I invite you to try it with your kids at home. It is simple, it works well with objects that you have around, it has the power to take children into a deep play space, which is where learning happens best, and it can last for hours or even days.
What is small world play about?
It is about creating scenarios or different environments with little figures, fairies, animals, you name it. It also includes different objects, houses, pots, trains and buses, and other materials to create their environment and inspire imaginative play opportunities. Use cardboard to draw little figures and cut them out or use wooden pegs and draw faces on them if you don’t have any at home. Let your imagination go wild!
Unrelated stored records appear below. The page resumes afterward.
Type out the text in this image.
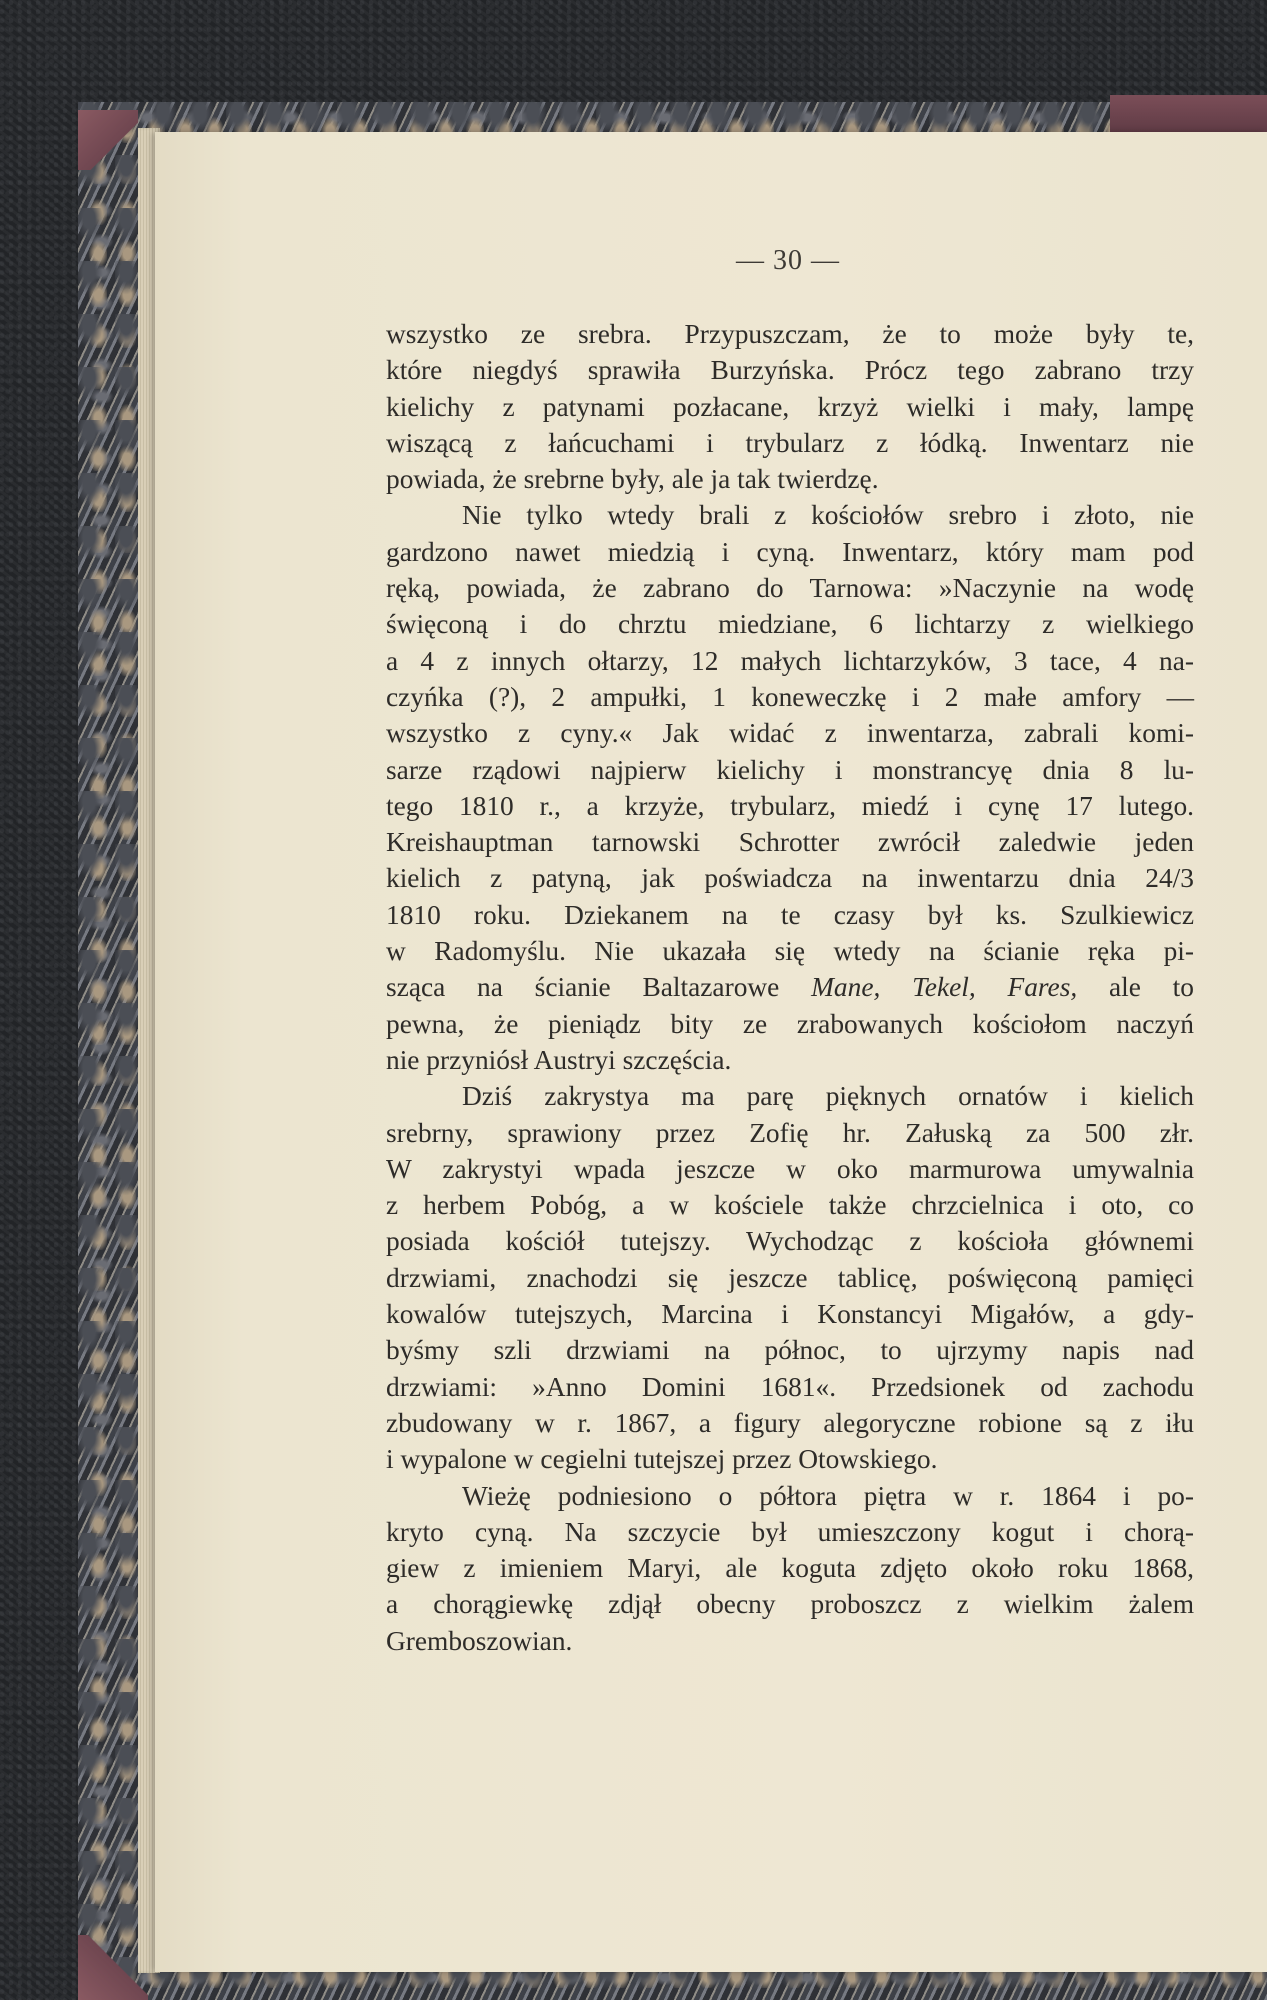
— 30 —
wszystko ze srebra. Przypuszczam, że to może były te,
które niegdyś sprawiła Burzyńska. Prócz tego zabrano trzy
kielichy z patynami pozłacane, krzyż wielki i mały, lampę
wiszącą z łańcuchami i trybularz z łódką. Inwentarz nie
powiada, że srebrne były, ale ja tak twierdzę.
Nie tylko wtedy brali z kościołów srebro i złoto, nie
gardzono nawet miedzią i cyną. Inwentarz, który mam pod
ręką, powiada, że zabrano do Tarnowa: »Naczynie na wodę
święconą i do chrztu miedziane, 6 lichtarzy z wielkiego
a 4 z innych ołtarzy, 12 małych lichtarzyków, 3 tace, 4 na-
czyńka (?), 2 ampułki, 1 koneweczkę i 2 małe amfory —
wszystko z cyny.« Jak widać z inwentarza, zabrali komi-
sarze rządowi najpierw kielichy i monstrancyę dnia 8 lu-
tego 1810 r., a krzyże, trybularz, miedź i cynę 17 lutego.
Kreishauptman tarnowski Schrotter zwrócił zaledwie jeden
kielich z patyną, jak poświadcza na inwentarzu dnia 24/3
1810 roku. Dziekanem na te czasy był ks. Szulkiewicz
w Radomyślu. Nie ukazała się wtedy na ścianie ręka pi-
sząca na ścianie Baltazarowe Mane, Tekel, Fares, ale to
pewna, że pieniądz bity ze zrabowanych kościołom naczyń
nie przyniósł Austryi szczęścia.
Dziś zakrystya ma parę pięknych ornatów i kielich
srebrny, sprawiony przez Zofię hr. Załuską za 500 złr.
W zakrystyi wpada jeszcze w oko marmurowa umywalnia
z herbem Pobóg, a w kościele także chrzcielnica i oto, co
posiada kościół tutejszy. Wychodząc z kościoła głównemi
drzwiami, znachodzi się jeszcze tablicę, poświęconą pamięci
kowalów tutejszych, Marcina i Konstancyi Migałów, a gdy-
byśmy szli drzwiami na północ, to ujrzymy napis nad
drzwiami: »Anno Domini 1681«. Przedsionek od zachodu
zbudowany w r. 1867, a figury alegoryczne robione są z iłu
i wypalone w cegielni tutejszej przez Otowskiego.
Wieżę podniesiono o półtora piętra w r. 1864 i po-
kryto cyną. Na szczycie był umieszczony kogut i chorą-
giew z imieniem Maryi, ale koguta zdjęto około roku 1868,
a chorągiewkę zdjął obecny proboszcz z wielkim żalem
Gremboszowian.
Let your child think about and choose the environment. Is his/her little world going to be at the beach? Will it be a forest or a jungle? Or perhaps an ice wonderland. Choose materials and add some sensory ones to help create this place. Sand or uncooked rice for the beach, containers with water, leaves and plants for the jungle, or ice blocks and water for an icy environment or playdoh to create your own grass. Think about what these little people, animals or fairies will need and build them houses, umbrellas, transport, food and see what happens! Before you realise it, your child might have created a whole small world of it's own.
Find a good space to set up your world. It might be worthwhile to look for a space where this can be left for a couple of days as children might want to come back to it later. Putting it together is as fun as playing with it. Give your child space as this is their own parallel world and it is very empoweing for them to engage with their own rules. If your child needs extra encouragement to engage with it, ask questions abut the world they are creating. What's happening, what are they doing? how are they feeling? what do they like? where are they going? This can help to spark their imaginations and get them to start flying!
In this small world, there was a village in a forest and all the people were invited to a big dinner party, the train (a huge saussage seed) was going to take the people to the party but they couldn't manage to all fit in! So, many ideas came up about how to expand the train, make several trips etc. Cooking for the dinner party was also super important, as finding the right ingredients and spices for the soup from things around. We used these wooden figures that we often use at forest school. Let me know if you want to get some of these.
As you see, play is driven by imagination and created by the child, and this is key for childhood development. Also very empowering for them is to create their own small world with their own rules. Simbolic play usually arise too, like using the saussage seed as a train, or a leaf tied to a string as an aeroplane etc. There are millions of possiblities.
I hope your children have lots of fun playing with their own small worlds and that this helps them to understand a bit better their big world!